You could hear it as soon as you turned off County Welfare Road.

Making your way down Berks Road, the sound got louder as you approached the Berks Family Residential Center on Friday, July 17.

A line of vehicles — sedans and hatchbacks and small SUVs and even a white work van — creating a cacophony as the drivers slowly crept past the red brick facility. Some drivers opted for sustained blares of their vehicle horns, others went with staccato bursts.

The "honk-in" was the first piece of a full day of protests at the Bern Township center, one of three facilities in the U.S. where U.S. Immigration and Customs Enforcement detains families with children seeking asylum. The more than 50 people who had gathered there by 11 a.m. were calling for the families held inside to be released.

"It's inhumane to jail children, it's inhumane to jail families," Ninaj Raoul, a member of Haitian Women for Haitian Immigrants told the crowd. "It just doesn't make sense."

The protest was organized by Shut Down Berks, a coalition of groups dedicated to closing the facility and freeing those housed there. It was intended to coincide with the release of children held inside, but that part didn't happen.

On June 26 a U.S. District Court judge ordered that all children being held by ICE had to be released by Friday because of dangers associated with the COVID-19 pandemic with or without parents.
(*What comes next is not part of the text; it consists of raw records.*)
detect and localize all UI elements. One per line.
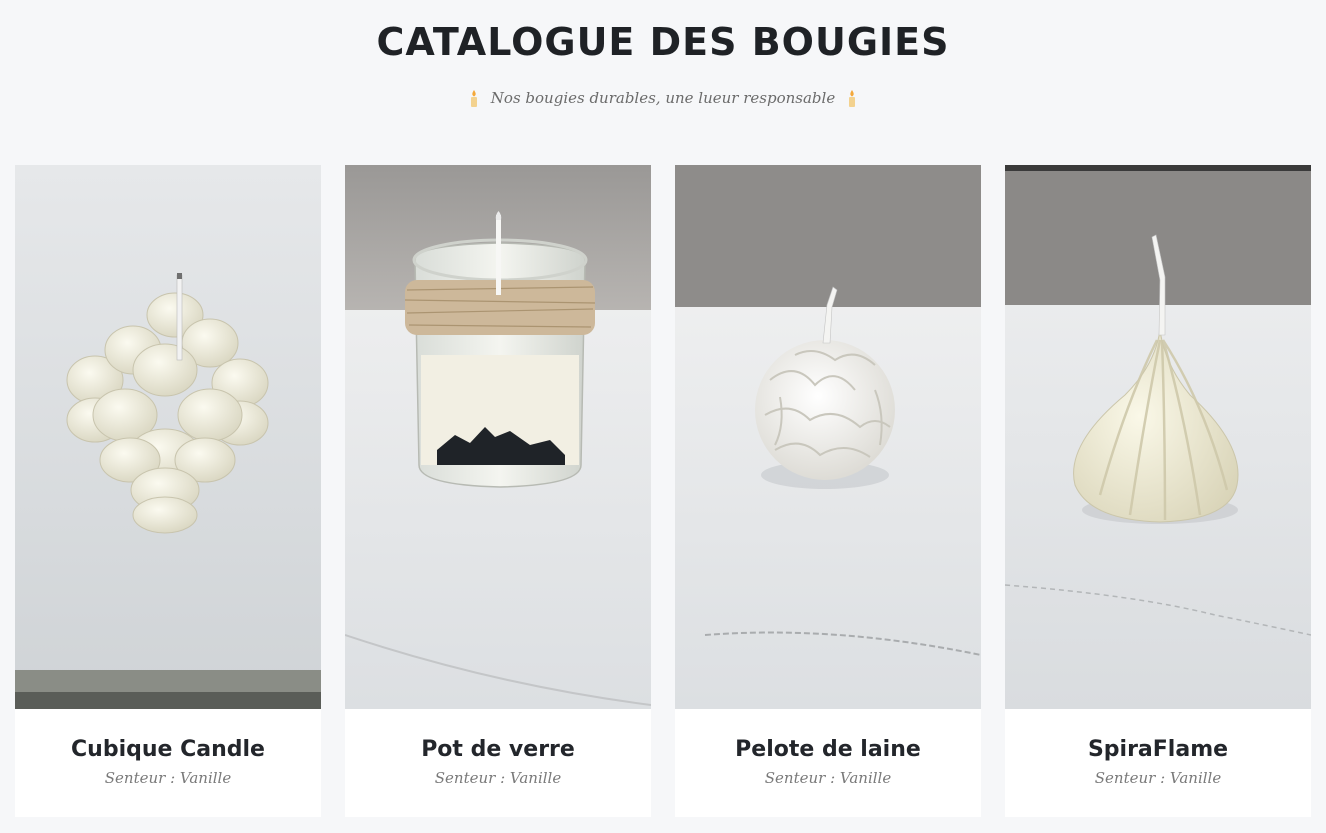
subtitle-text: Nos bougies durables, une lueur responsa… bbox=[490, 89, 836, 107]
page-header: CATALOGUE DES BOUGIES Nos bougies durabl… bbox=[0, 0, 1326, 107]
page-subtitle: Nos bougies durables, une lueur responsa… bbox=[0, 89, 1326, 107]
product-name: Pot de verre bbox=[421, 737, 575, 762]
product-scent: Senteur : Vanille bbox=[104, 769, 232, 787]
product-name: Pelote de laine bbox=[735, 737, 921, 762]
page-title: CATALOGUE DES BOUGIES bbox=[376, 20, 950, 64]
product-card[interactable]: Pot de verre Senteur : Vanille bbox=[345, 165, 651, 817]
product-name: SpiraFlame bbox=[1087, 737, 1229, 762]
bubble-cube-candle-photo[interactable] bbox=[15, 165, 321, 709]
product-card[interactable]: SpiraFlame Senteur : Vanille bbox=[1005, 165, 1311, 817]
product-scent: Senteur : Vanille bbox=[1094, 769, 1222, 787]
product-grid: Cubique Candle Senteur : Vanille Pot de … bbox=[15, 165, 1311, 817]
product-info: SpiraFlame Senteur : Vanille bbox=[1005, 709, 1311, 787]
product-card[interactable]: Cubique Candle Senteur : Vanille bbox=[15, 165, 321, 817]
product-info: Pot de verre Senteur : Vanille bbox=[345, 709, 651, 787]
spiral-candle-photo[interactable] bbox=[1005, 165, 1311, 709]
product-name: Cubique Candle bbox=[71, 737, 265, 762]
yarn-ball-candle-photo[interactable] bbox=[675, 165, 981, 709]
product-scent: Senteur : Vanille bbox=[764, 769, 892, 787]
product-card[interactable]: Pelote de laine Senteur : Vanille bbox=[675, 165, 981, 817]
product-scent: Senteur : Vanille bbox=[434, 769, 562, 787]
product-info: Cubique Candle Senteur : Vanille bbox=[15, 709, 321, 787]
glass-jar-candle-photo[interactable] bbox=[345, 165, 651, 709]
candle-icon bbox=[849, 90, 856, 107]
candle-icon bbox=[470, 90, 477, 107]
product-info: Pelote de laine Senteur : Vanille bbox=[675, 709, 981, 787]
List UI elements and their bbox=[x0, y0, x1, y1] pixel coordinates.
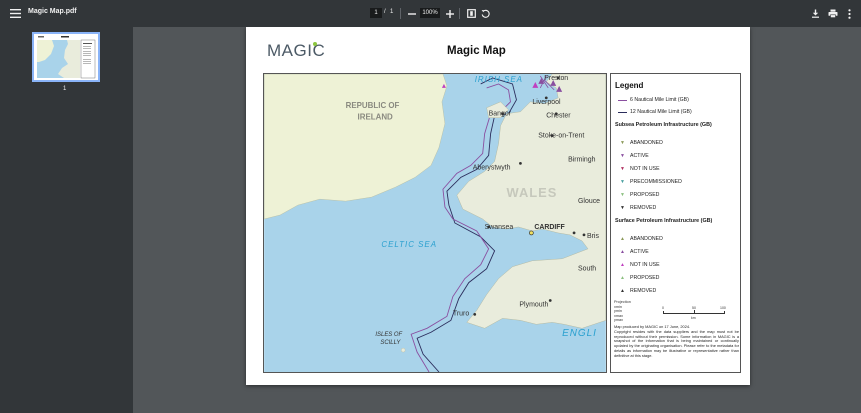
legend-subsea-item: ▼ PRECOMMISSIONED bbox=[618, 179, 682, 185]
more-vert-icon[interactable] bbox=[841, 5, 858, 22]
scale-tick-0: 0 bbox=[662, 306, 664, 310]
scale-unit: km bbox=[691, 316, 696, 320]
label-city: Swansea bbox=[485, 224, 514, 231]
document-viewer[interactable]: MAGIC Magic Map IRISH SEA REPUBLIC OF IR… bbox=[133, 27, 861, 413]
line-swatch-purple bbox=[618, 98, 627, 102]
legend-subsea-item: ▼ PROPOSED bbox=[618, 192, 659, 198]
land-scilly bbox=[401, 347, 406, 353]
label-scilly-2: SCILLY bbox=[380, 340, 401, 346]
download-icon[interactable] bbox=[807, 5, 824, 22]
rotate-icon[interactable] bbox=[477, 5, 494, 22]
triangle-up-icon: ▲ bbox=[620, 288, 625, 294]
thumbnail-preview bbox=[37, 36, 96, 79]
legend-item-12nm: 12 Nautical Mile Limit (GB) bbox=[618, 109, 692, 115]
map-copyright: Copyright resides with the data supplier… bbox=[614, 329, 739, 358]
legend-surface-item: ▲ ACTIVE bbox=[618, 249, 649, 255]
zoom-in-icon[interactable] bbox=[441, 5, 458, 22]
scale-tick-50: 50 bbox=[692, 306, 696, 310]
logo-accent bbox=[313, 42, 317, 46]
legend-surface-item: ▲ PROPOSED bbox=[618, 275, 659, 281]
toolbar-divider bbox=[459, 8, 460, 19]
page-total: 1 bbox=[390, 9, 394, 15]
line-swatch-navy bbox=[618, 110, 627, 114]
label-english: ENGLI bbox=[562, 328, 597, 339]
legend-surface-item: ▲ NOT IN USE bbox=[618, 262, 660, 268]
label-ireland-1: REPUBLIC OF bbox=[346, 101, 400, 110]
label-wales: WALES bbox=[507, 185, 558, 200]
label-celtic-sea: CELTIC SEA bbox=[381, 240, 437, 249]
label-city: CARDIFF bbox=[534, 224, 564, 231]
triangle-down-icon: ▼ bbox=[620, 192, 625, 198]
label-scilly-1: ISLES OF bbox=[375, 332, 402, 338]
triangle-down-icon: ▼ bbox=[620, 140, 625, 146]
legend-subsea-item: ▼ NOT IN USE bbox=[618, 166, 660, 172]
triangle-up-icon: ▲ bbox=[620, 236, 625, 242]
triangle-down-icon: ▼ bbox=[620, 179, 625, 185]
zoom-level-input[interactable]: 100% bbox=[420, 8, 440, 18]
legend-surface-heading: Surface Petroleum Infrastructure (GB) bbox=[615, 218, 713, 224]
pdf-page: MAGIC Magic Map IRISH SEA REPUBLIC OF IR… bbox=[246, 27, 750, 385]
print-icon[interactable] bbox=[824, 5, 841, 22]
menu-icon[interactable] bbox=[7, 5, 24, 22]
page-separator: / bbox=[384, 9, 386, 15]
page-thumbnail[interactable] bbox=[32, 32, 100, 82]
legend-panel: Legend 6 Nautical Mile Limit (GB) 12 Nau… bbox=[610, 73, 741, 373]
zoom-out-icon[interactable] bbox=[403, 5, 420, 22]
toolbar-divider bbox=[400, 8, 401, 19]
thumbnail-sidebar: 1 bbox=[0, 27, 133, 413]
legend-subsea-item: ▼ REMOVED bbox=[618, 205, 656, 211]
label-city: Glouce bbox=[578, 198, 600, 205]
map-frame[interactable]: IRISH SEA REPUBLIC OF IRELAND WALES CELT… bbox=[263, 73, 607, 373]
label-city: Birmingh bbox=[568, 156, 596, 163]
label-city: Truro bbox=[453, 310, 469, 317]
label-city: Bris bbox=[587, 233, 599, 240]
legend-subsea-item: ▼ ACTIVE bbox=[618, 153, 649, 159]
map-title: Magic Map bbox=[447, 45, 506, 57]
triangle-up-icon: ▲ bbox=[620, 249, 625, 255]
label-city: Liverpool bbox=[532, 99, 561, 106]
triangle-down-icon: ▼ bbox=[620, 205, 625, 211]
legend-subsea-item: ▼ ABANDONED bbox=[618, 140, 663, 146]
pdf-toolbar: Magic Map.pdf 1 / 1 100% bbox=[0, 0, 861, 27]
label-city: Stoke-on-Trent bbox=[538, 133, 584, 140]
triangle-down-icon: ▼ bbox=[620, 166, 625, 172]
legend-title: Legend bbox=[615, 81, 644, 90]
label-city: Bangor bbox=[489, 111, 512, 118]
scale-mid-tick bbox=[694, 310, 695, 314]
legend-item-6nm: 6 Nautical Mile Limit (GB) bbox=[618, 97, 689, 103]
legend-surface-item: ▲ ABANDONED bbox=[618, 236, 663, 242]
legend-surface-item: ▲ REMOVED bbox=[618, 288, 656, 294]
label-irish-sea: IRISH SEA bbox=[475, 75, 523, 84]
legend-subsea-heading: Subsea Petroleum Infrastructure (GB) bbox=[615, 122, 712, 128]
label-city: South bbox=[578, 266, 596, 273]
scale-tick-100: 100 bbox=[720, 306, 726, 310]
label-ireland-2: IRELAND bbox=[358, 113, 394, 122]
file-name: Magic Map.pdf bbox=[28, 8, 77, 15]
label-city: Preston bbox=[544, 75, 568, 82]
thumbnail-page-number: 1 bbox=[63, 86, 67, 92]
page-number-input[interactable]: 1 bbox=[370, 8, 382, 18]
triangle-down-icon: ▼ bbox=[620, 153, 625, 159]
triangle-up-icon: ▲ bbox=[620, 275, 625, 281]
label-city: Aberystwyth bbox=[473, 164, 511, 171]
label-city: Chester bbox=[546, 113, 571, 120]
projection-info: Projection xmin ymin xmax ymax bbox=[614, 300, 631, 323]
triangle-up-icon: ▲ bbox=[620, 262, 625, 268]
label-city: Plymouth bbox=[519, 301, 548, 308]
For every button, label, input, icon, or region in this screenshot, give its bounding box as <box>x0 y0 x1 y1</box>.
On Wednesday that order was delayed, with a release date set for July 27.

ICE officials declined to comment on the court rulings or the release of children and their families, citing ongoing litigation.
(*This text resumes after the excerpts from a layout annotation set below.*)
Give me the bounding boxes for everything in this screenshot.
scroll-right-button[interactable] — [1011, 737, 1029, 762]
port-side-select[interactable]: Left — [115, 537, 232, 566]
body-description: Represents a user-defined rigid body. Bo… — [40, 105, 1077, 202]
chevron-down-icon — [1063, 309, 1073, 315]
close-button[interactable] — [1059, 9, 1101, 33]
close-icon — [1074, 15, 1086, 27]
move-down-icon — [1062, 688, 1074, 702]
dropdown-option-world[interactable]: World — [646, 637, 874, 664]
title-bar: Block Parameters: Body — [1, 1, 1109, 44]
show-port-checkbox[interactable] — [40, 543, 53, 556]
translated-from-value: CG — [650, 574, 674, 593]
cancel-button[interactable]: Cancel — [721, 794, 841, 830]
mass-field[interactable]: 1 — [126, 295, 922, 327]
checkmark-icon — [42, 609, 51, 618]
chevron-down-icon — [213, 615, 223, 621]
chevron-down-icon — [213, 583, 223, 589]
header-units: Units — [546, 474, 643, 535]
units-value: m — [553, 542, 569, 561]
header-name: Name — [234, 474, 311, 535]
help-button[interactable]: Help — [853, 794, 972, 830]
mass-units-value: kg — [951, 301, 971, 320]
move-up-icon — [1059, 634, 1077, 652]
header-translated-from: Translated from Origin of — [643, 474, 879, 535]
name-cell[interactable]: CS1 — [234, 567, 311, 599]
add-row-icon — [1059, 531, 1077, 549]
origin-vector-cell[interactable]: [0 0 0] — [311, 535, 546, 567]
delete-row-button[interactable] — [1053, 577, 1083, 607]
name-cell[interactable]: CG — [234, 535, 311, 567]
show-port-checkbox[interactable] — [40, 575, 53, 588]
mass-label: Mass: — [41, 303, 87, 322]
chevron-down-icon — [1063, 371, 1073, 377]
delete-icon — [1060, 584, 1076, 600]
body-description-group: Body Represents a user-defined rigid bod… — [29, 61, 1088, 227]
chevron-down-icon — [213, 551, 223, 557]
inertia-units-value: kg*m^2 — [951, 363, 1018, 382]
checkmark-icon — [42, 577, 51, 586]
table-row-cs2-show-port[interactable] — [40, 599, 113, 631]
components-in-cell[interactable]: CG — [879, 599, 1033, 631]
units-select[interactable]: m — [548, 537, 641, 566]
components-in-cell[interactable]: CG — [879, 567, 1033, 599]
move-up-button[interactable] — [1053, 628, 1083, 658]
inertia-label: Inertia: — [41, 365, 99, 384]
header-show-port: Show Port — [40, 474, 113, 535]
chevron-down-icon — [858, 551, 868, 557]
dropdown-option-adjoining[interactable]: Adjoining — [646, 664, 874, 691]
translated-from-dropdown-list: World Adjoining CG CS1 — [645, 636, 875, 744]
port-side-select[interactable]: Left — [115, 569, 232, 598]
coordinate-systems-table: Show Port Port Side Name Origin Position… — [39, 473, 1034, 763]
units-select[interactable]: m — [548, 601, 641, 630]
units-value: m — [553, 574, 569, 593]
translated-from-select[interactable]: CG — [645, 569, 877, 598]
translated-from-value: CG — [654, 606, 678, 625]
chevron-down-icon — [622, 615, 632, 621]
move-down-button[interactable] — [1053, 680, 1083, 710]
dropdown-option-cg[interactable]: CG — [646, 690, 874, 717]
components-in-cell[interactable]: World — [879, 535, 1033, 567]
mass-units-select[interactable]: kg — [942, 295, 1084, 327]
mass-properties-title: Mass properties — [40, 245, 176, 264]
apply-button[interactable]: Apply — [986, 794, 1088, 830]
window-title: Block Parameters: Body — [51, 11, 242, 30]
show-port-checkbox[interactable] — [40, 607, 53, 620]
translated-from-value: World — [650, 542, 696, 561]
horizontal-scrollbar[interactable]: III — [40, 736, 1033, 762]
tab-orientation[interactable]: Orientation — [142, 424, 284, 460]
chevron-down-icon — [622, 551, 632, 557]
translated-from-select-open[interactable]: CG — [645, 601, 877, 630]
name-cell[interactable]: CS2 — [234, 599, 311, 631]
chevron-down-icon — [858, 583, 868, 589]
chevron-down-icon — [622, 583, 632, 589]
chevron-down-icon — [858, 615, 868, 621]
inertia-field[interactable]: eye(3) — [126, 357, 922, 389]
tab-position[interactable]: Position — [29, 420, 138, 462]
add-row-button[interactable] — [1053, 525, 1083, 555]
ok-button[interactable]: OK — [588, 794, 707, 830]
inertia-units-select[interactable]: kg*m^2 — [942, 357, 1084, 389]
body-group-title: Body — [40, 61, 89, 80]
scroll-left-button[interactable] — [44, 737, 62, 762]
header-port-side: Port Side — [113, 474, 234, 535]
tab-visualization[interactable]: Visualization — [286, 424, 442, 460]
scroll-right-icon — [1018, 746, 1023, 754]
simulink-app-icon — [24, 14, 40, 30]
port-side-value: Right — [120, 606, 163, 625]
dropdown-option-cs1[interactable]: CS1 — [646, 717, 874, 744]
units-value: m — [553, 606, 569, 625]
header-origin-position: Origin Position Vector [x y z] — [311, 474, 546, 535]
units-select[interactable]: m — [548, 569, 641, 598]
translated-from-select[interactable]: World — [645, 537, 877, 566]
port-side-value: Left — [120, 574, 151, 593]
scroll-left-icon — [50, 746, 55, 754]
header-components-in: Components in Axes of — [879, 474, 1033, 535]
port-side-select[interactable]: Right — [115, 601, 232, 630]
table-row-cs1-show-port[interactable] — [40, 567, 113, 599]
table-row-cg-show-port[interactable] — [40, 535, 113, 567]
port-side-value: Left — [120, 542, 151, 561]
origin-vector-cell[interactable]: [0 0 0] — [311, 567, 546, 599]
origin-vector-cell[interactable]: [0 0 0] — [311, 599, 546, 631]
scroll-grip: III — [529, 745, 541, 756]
The county manages the center and is reimbursed by the federal government. In return, Immigration and Customs Enforcement pays to lease office space and provides about $1 million in revenue annually to the county. The center can hold a maximum of 96 people; however ICE officials said last week that only 13 residents were currently there.

Earlier this month, a Commonwealth Court judge denied a petition seeking the immediate release of the families.

The petition alleged that the Pennsylvania Department of Human Services had failed to take emergency action to protect those housed at the center from COVID-19.

The judge ruled that there wasn't sufficient legal cause to force the department to remove families. He also found that the department had presented convincing evidence that mitigation efforts were put in place at the center to prevent residents from being exposed to the coronavirus.

Despite this week's postponement, the July 17 protests continued.

Following the "honk-in," a rally was held led by Tsuru For Solidarity, a Japanese American group focused on immigration and refugee issues.

Group member Becca Asaki said it is clear why Tsuru supports closing the Berks facility. Her grandmother and her family, she said, were placed in an internment camp by the U.S. during World War II.

He grandmother was only 14 at the time, Asaki said. Her grandmother's youngest brother was just 3.

While detained, Asaki said, her great-grandmother died, in part because of the harsh conditions.

"This story is all too familiar for immigrants today," she said.

There is, however, one thing that's different, she added.

"We are here, on just the other side of the road of one of these camps, saying no," she said.

Dahoud Andre, a member of Committee to Mobilize Against Dictatorship in Haiti, echoed Asaki's message, saying detaining families is nothing new in the U.S.

"This is in the fiber of this country, what they're doing here" he said.

Andre said he felt it was important to take part in the protest so the detained families — some of whom were gathered at the far end of a soccer field on the facility's property — could see they are supported.

"It's important the people inside there know they're not alone," he said.